In Thailand, companies are contracting FPVs and procuring electricity through private power purchase agreements (PPAs). This strategy is similar to rooftop solar leasing, with individuals or businesses leasing their rooftop space to solar companies. This symbiotic relationship allows landowners to power their businesses with clean energy while mitigating the risk of disputes between solar developers and farmers, who argue for the land to be used for agricultural purposes.
By maximising this approach to land utilisation, south-east Asia can not only sidestep the intricate web of land rights issues but also promote the sustainable integration of solar energy. The success of the Thai model sets a precedent for navigating the delicate balance between agricultural needs and expanding renewable energy infrastructure and could set an example for the region at large, the research notes. Additionally, with a significant portion of south-east Asia covered by dense rainforests, FPV presents an opportunity to increase renewable energy generation without deforestation.
Indonesia, the Philippines and Thailand are expected to lead south-east Asia’s push into floating solar in the years to come.

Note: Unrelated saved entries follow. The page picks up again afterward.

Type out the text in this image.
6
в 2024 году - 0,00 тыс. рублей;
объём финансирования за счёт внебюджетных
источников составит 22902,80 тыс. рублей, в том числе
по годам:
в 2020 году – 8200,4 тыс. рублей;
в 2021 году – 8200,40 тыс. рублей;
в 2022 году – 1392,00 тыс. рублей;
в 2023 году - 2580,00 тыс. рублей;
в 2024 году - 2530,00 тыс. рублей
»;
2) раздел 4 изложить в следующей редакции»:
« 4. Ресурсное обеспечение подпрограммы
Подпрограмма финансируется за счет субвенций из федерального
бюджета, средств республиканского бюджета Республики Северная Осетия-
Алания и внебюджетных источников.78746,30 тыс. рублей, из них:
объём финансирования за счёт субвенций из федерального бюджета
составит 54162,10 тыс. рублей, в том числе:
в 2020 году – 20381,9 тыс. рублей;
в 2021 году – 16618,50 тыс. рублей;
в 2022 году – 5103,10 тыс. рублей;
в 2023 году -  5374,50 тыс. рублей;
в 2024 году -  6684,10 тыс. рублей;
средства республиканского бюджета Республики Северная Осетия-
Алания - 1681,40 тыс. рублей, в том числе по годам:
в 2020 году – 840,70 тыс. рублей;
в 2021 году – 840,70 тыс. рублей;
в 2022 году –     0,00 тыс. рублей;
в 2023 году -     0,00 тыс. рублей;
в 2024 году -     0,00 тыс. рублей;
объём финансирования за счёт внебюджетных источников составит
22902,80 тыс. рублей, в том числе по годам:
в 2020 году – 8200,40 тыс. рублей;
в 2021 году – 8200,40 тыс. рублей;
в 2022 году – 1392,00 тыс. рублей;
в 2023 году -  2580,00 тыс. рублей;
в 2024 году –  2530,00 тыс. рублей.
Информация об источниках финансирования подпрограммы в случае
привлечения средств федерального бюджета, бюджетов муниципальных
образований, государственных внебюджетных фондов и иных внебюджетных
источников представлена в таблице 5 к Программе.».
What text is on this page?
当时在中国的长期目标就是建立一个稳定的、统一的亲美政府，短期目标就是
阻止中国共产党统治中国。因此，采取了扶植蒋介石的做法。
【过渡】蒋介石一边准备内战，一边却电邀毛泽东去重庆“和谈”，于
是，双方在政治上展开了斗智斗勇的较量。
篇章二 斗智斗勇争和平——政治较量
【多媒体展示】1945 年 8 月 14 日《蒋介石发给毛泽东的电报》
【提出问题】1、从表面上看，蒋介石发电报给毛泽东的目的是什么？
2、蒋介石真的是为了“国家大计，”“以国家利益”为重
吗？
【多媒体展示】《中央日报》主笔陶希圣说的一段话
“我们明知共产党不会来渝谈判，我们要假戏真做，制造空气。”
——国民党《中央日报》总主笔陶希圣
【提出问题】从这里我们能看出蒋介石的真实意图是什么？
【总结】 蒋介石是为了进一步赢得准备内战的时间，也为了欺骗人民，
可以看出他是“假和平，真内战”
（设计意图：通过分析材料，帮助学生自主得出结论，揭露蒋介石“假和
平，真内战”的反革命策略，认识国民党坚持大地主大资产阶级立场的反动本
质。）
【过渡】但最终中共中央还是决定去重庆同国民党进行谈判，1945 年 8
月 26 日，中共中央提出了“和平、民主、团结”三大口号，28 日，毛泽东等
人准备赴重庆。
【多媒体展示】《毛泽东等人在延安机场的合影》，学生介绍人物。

As an archipelago, the Philippines has many large inland lakes that are suitable for FPV, such as Laguna Lake, where there are plans for nearly 3 GW of capacity.
Rystad predicts that Philippines-based ACEN could become the top FPV developer in south-east Asia by the end of this decade. The company is working to commission a 1 GW project on Laguna Lake, along with a 200 MW project in the Filipino province of Rizal. ACEN currently has the largest and fastest-growing solar PV portfolio in the region, which will surpass 3 GW by the time the two FPV projects come online later this decade. Filipino solar company SunAsia and Singapore-headquartered Blueleaf Energy will also build a GW-scale FPV in Laguna Lake, along with projects in other locations in the Philippines.
Indonesia’s extensive use of hydropower complements its ambition for more solar PV. The country has a 1.8 GW FPV project on the horizon at the Duriangkang reservoir in Batam, which is being led by Spanish-headquartered EDP Renewables. The development of FPV projects in Indonesia is expected to accelerate, given the temporary reduction in local content requirements for solar PV until 2025, when the nation’s first PV manufacturing plant is expected to come online.